What is the exact meaning of lexicographical order? How it is different from alphabetical order?
Alphabetical order is a specific kind of lexicographical ordering. The term lexicographical often refers to the mathematical rules or sorting. These include, for example, proving logically that sorting is possible. Read more about lexicographical order on wikipedia
Alphabetical ordering includes variants that differ in how to handle spaces, uppercase characters, numerals, and punctuation. Purists believe that allowing characters other than a-z makes the sort not "alphabetic" and therefore it must fall in to the larger class of "lexicographic". Again, wikipedia has additional details.
In computer programming, a related question is dictionary order or ascii code order. In dictionary order, the uppercase "A" sorts adjacent to lowercase "a". However, in many computer languages, the default string compare will use ascii codes. With ascii, all uppercase letters come before any lowercase letters, which means that that "Z" will sort before "a". This is sometimes called ASCIIbetical order.

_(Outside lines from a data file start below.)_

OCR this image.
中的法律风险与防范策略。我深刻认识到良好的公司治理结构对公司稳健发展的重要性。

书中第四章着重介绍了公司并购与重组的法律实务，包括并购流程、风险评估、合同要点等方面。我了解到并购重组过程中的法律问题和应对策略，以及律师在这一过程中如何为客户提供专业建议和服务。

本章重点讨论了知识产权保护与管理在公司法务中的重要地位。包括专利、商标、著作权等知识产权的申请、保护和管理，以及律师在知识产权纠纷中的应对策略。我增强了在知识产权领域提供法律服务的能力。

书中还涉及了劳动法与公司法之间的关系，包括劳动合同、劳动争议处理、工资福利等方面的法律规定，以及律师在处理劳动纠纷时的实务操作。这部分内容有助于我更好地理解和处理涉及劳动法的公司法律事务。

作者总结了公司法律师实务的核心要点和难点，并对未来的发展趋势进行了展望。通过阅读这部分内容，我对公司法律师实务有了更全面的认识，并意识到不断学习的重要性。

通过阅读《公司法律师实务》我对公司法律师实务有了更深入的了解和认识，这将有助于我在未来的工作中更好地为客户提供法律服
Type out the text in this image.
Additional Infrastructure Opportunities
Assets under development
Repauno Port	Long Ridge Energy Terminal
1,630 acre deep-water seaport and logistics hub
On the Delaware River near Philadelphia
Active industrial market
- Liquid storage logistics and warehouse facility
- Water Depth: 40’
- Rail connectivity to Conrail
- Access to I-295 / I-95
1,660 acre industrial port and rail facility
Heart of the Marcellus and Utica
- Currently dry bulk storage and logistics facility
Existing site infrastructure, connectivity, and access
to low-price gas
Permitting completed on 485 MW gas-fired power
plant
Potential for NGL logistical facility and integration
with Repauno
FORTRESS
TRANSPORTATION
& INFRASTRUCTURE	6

This simply means "dictionary order", i.e., the way in which words are ordered in a dictionary. If you were to determine which one of the two words would come before the other in a dictionary, you would compare the words letter by the letter starting from the first position. For example, the word "children" will appear before (and can be considered smaller) than the word "chill" because the first four letters of the two words are the same but the letter at the fifth position in "children" (i.e. d ) comes before (or is smaller than) the letter at the fifth position in "chill" (i.e. l ). Observe that lengthwise, the word "children" is bigger than "chill" but length is not the criteria here. For the same reason, an array containing 12345 will appear before an array containing 1235. (Deshmukh, OCP Java SE 11 Programmer I 1Z0815 Study guide 2019)
I want to add an answer that is more related to the programming side of the term rather than the mathematical side of it.
Lexicographical order is not always an equivalent of "dictionary order", at least this definition is not complete in the realm of programming, rather, it refers to "an ordering based on multiple criteria".
For example, almost in all famous programming languages, there are standard tools for sorting collections of objects, now what if you want to sort a collection based on more than one thing? For instance, let's say you want to sort some items based on their prices first AND then based on their popularity. This is an example of Lexicographical Order.
For example in Java (8+), you could do something like this:
// sorts items from the cheapest AND the most popular ones // towards the most expensive AND the least popular ones. Collections.sort(items, Comparator.comparing(Item::price) .thenComparing(Item::popularity) .reversed() );
And the Java documentation uses this term too, to refer to such type of ordering when explaining the "thenComapring()" method:
Returns a lexicographic-order comparator with another comparator.
Lexicographical order is nothing but the dictionary order or preferably the order in which words appear in the dictonary. For example, let's take three strings, "short", "shorthand" and "small". In the dictionary, "short" comes before "shorthand" and "shorthand" comes before "small". This is lexicographical order.
Something that can help understand better the lexicographical ordering with string is the following example.
Given the following Python script:
words = ['apple', 'Banana', 'Cherry', 'Date', 'applepie'] max_word = max(words) print(max_word)
The result will be surprisingly: 'applepie'
The motivation is that in the UNICAR sequence, the UPPERCASE LETTERs come before the LOWER CASE LETTERs.
To be more precise the UPPERCASE letters have a UNICHAR from 65 to 90 (A-Z) and the LOWERCASE letters have a UNICHAR from 97 to 122 (a-z).
So by sorting the above list because 'applepie' have the longest string with greater UNICHAR characters, it has been returned by the max built-in function.